Moreover, restricting analysis to only retrospective studies further increased the efficacy of AE-CIED, which showed an 82-percent reduction in the risk of major infections (OR, 0.18, 95 percent CI, 0.06–0.54; p=0.002). In this sub-analysis, no heterogeneity was reported.
Stratifying according to the length of follow-up also uncovered important differences. At the 6-month follow-up, AE-CIEDs reduced the risk of major infection by around 77 percent. By month 12, this further dropped to 59 percent.
This “might suggest that antibacterial envelope is more effective in the prevention of early infection and the efficacy decreases over time,” the researchers said.
In terms of outcomes, four studies assessed the effect of major CIED infections on mortality. In the pooled analysis, 175 deaths were reported in the AE-CIED group at 6–12 months after the index procedure, as opposed to 240 in the conventional CIED arm. The resulting risk estimate showed a nominal, nonsignificant advantage of AE-CIED (OR, 0.55, 95 percent CI, 0.16–1.91; p=0.34).

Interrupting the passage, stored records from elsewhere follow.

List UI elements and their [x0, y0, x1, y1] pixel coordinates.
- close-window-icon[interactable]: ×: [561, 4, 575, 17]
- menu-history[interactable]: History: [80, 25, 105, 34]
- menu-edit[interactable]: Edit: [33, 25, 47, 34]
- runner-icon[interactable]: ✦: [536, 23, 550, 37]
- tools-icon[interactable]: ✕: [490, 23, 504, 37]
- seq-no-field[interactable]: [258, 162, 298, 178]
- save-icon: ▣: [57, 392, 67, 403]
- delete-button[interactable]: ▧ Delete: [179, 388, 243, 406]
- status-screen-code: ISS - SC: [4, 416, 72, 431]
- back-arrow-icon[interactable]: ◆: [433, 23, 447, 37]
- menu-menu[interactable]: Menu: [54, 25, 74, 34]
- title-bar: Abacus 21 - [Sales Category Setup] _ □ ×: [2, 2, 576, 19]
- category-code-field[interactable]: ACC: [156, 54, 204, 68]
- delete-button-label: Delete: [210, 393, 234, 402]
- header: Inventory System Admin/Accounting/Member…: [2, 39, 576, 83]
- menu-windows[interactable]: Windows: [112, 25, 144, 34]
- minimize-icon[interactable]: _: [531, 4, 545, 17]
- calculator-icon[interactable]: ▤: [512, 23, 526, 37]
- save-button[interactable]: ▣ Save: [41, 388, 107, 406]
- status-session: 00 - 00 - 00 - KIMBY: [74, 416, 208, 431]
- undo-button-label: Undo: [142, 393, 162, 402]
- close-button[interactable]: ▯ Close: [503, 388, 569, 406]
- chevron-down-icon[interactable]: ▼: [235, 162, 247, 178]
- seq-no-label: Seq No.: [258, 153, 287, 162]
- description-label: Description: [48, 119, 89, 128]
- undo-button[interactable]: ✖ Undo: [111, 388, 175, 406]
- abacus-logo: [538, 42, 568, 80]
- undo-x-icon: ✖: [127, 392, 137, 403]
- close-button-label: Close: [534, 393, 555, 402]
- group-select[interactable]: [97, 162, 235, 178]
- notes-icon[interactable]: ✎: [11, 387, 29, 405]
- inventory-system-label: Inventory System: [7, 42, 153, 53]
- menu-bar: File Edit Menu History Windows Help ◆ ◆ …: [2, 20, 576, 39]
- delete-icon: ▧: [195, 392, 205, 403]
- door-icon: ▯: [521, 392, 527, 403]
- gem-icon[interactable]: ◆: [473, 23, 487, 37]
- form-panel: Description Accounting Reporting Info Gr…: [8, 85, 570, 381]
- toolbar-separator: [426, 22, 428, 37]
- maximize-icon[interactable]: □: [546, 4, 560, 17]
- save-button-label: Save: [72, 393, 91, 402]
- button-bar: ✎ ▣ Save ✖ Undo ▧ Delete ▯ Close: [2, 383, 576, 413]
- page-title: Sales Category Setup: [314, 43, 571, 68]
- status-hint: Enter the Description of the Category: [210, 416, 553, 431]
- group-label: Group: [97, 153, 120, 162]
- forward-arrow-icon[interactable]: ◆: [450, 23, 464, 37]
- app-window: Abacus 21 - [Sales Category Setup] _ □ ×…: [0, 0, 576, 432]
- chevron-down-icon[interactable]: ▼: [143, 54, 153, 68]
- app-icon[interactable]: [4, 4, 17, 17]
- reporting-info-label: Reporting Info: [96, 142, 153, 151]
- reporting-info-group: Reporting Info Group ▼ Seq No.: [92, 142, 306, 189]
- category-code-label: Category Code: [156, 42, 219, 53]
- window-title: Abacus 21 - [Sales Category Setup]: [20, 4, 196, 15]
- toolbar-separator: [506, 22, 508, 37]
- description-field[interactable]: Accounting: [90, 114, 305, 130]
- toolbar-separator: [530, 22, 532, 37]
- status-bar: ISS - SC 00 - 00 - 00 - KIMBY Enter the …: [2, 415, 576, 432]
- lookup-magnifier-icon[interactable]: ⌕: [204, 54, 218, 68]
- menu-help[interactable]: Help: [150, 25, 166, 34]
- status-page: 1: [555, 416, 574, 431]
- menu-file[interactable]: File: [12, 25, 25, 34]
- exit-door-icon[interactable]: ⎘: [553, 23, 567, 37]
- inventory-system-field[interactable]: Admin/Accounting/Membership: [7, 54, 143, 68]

“Based on the available data, both absorbable and nonabsorbable antibacterial envelope CIED seem to be associated with lower relative odds of major CIED infection in high-risk patients,” the researchers said.
However, the present meta-analysis also revealed a relatively shallow literature pool about the subject. The included studies were heterogenous in terms of study design, control measures, and follow-up durations.
“An influential analysis to evaluate the predictive factors of infections based on the comorbidities and subgroup analysis based on the components of major infection could not be performed due to insufficient data,” the researchers said. “It is also possible that long-term use of these devices can potentially induce antibiotic resistance.”
“Further independent studies with randomized control groups, followed for a longer follow-up duration, are needed to assess the real merits of antibacterial enveloped CIEDs in the context of its cost-effectiveness in both low- and high-risk patients,” they added.